Она ничего больше не сказала, ни о чем не спросила – только застенчиво улыбнулась, когда он покрыл жаркими поцелуями ее руку. Никто не знал, чего стоило князю Федору сдержать себя, когда она спустила на пол ногу и стыдливо глянула на него, но он покорно отвернулся да так и сидел, глядя на пляску изломанных теней на стенке, слушая стук крышки сундука, шелест, торопливое шуршанье за спиной и сердитый вздох, когда Маша путалась в застежках: не привыкла одеваться без горничной! Конечно, князь Федор мог бы помочь ей без малейших сомнений и даже не претендуя на большее, но он уважал Машину стыдливость и сидел не шелохнувшись. Он и так потребовал от нее слишком много, чудо, что она дала согласие, и он все время боялся вспугнуть свое счастье – и ее доверие.

Наконец шорох и шелесты прекратились, Маша шепнула:

– Я готова, – и князь Федор обернулся так пылко, что она невольно отпрянула – а он замер, потрясенный: перед ним стояло неземное видение.

Озабоченный тысячью мелочей, которые следовало предусмотреть, чтобы обезопасить это безумное, дерзкое предприятие, князь Федор забыл об одном – и это сейчас казалось ему самым главным: он забыл, что означает свадьба в жизни каждой девушки. Единственный, долгожданный и незабываемый день! Свет и блеск осуществленной мечты, трепет надежд, еще не сломанный жестоким ветром жизни… Оттого и надевают невесты самые прекрасные и роскошные платья, что надеются задобрить неумолимую судьбу: вот я стою перед тобою, невинная и прекрасная, доверчиво гляжу на тебя – не обмани же мое доверие, мою невинность! Жертва злому року должна быть прекрасна – оттого и прекрасны невесты, чтобы задобрить его. И если об этом забыл князь Федор, то не забыла Маша.

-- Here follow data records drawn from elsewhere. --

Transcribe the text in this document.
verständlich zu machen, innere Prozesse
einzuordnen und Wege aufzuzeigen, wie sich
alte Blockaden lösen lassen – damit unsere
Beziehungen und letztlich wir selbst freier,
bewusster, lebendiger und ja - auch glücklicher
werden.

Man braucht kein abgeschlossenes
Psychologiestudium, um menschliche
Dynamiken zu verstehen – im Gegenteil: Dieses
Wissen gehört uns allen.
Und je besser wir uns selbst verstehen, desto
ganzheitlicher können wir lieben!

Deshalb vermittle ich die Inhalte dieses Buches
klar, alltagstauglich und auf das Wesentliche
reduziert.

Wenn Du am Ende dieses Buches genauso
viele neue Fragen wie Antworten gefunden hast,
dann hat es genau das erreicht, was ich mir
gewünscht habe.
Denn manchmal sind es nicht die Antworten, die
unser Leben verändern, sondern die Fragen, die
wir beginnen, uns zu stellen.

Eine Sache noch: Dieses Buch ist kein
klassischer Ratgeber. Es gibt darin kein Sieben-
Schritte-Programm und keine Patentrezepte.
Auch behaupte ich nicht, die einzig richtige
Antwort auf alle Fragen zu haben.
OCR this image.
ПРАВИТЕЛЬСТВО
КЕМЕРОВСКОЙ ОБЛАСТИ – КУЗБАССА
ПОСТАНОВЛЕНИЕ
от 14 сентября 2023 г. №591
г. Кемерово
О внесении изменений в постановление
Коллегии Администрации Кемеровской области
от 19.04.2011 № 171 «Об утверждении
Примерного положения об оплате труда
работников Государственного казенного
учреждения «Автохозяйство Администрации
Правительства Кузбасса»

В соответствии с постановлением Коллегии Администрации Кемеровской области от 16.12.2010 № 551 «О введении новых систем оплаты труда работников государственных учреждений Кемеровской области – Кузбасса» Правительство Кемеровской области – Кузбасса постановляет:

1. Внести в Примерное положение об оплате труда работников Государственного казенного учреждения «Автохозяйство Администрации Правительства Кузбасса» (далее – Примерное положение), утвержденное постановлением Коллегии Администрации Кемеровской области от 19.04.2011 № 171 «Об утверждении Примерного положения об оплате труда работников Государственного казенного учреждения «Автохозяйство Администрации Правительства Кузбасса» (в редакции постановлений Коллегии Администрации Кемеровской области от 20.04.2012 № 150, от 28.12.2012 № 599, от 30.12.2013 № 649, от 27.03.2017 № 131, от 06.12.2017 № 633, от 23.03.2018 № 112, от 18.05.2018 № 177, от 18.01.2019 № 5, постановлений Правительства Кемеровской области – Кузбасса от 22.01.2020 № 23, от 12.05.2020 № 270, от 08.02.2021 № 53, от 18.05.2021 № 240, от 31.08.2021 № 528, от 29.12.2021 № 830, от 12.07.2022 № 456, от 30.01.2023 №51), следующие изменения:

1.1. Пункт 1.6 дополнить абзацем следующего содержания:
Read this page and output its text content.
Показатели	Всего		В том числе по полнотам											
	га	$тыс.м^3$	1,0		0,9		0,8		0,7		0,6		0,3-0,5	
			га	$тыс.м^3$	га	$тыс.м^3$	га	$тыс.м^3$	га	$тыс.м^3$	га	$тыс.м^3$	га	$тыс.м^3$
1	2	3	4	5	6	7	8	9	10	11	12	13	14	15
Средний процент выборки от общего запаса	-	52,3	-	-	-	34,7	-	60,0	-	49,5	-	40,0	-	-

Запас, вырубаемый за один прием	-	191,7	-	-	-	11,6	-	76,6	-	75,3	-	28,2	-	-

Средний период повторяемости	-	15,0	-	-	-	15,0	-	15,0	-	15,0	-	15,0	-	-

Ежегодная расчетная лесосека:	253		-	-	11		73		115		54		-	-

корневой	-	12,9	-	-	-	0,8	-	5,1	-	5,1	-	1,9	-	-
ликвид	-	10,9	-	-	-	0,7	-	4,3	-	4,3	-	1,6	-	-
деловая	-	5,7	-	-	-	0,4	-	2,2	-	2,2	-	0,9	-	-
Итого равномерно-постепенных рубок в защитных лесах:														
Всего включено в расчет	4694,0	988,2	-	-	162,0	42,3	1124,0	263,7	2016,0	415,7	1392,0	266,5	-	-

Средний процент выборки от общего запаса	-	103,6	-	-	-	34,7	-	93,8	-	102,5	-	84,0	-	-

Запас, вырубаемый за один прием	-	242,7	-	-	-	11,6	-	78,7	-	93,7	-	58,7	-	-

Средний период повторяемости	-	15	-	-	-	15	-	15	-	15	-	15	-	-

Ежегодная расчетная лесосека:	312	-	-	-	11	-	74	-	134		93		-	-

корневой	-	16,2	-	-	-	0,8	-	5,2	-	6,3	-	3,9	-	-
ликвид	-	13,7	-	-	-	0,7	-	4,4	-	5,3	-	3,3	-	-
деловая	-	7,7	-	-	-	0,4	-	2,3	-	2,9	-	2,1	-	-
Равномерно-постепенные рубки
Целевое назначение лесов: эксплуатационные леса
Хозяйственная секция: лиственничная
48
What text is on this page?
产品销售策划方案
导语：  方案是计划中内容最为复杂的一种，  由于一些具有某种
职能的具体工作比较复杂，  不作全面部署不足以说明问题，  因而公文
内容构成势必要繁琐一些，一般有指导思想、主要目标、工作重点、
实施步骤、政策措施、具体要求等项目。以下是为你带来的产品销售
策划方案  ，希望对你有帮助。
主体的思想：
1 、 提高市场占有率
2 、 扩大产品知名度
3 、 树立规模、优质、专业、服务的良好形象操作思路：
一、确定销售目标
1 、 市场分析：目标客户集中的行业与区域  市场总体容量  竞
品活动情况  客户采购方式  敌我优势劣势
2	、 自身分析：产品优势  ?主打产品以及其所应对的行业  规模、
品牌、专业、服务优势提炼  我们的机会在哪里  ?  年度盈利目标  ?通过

На ней было жемчужно-серое платье с кружевами, то самое, в котором он увидел ее впервые в доме отца и узнал, кто она такова. Чудная, наивная попытка связать воедино два разрозненных события: первое сватовство князя Федора, порывистое, пылкое, – и нынешнее, выстраданное, заслуженное, но оттого не ставшее менее пылким. Он едва не застонал от раскаяния, оттого, что по его вине и злоумыслу идет Мария Меншикова венчаться не в Казанском соборе Санкт-Петербурга, в блеске бриллиантов, сиянии баснословного наряда и под гром музык, а ночью, крадучись, в неновом платье. Князь Федор прижал руки к сердцу, уже готовый пасть на колени, открыться перед нею… но она стала близко, взглянула ему в глаза – и он замер, ослепленный сиянием счастья в этих глазах. «Господи! Да она ведь… любит меня?!» – осознал он как чудо простую и очевидную истину, и тяжесть отошла от сердца: ведь великолепная свадьба с Петром не зажгла бы этого света в ее глазах!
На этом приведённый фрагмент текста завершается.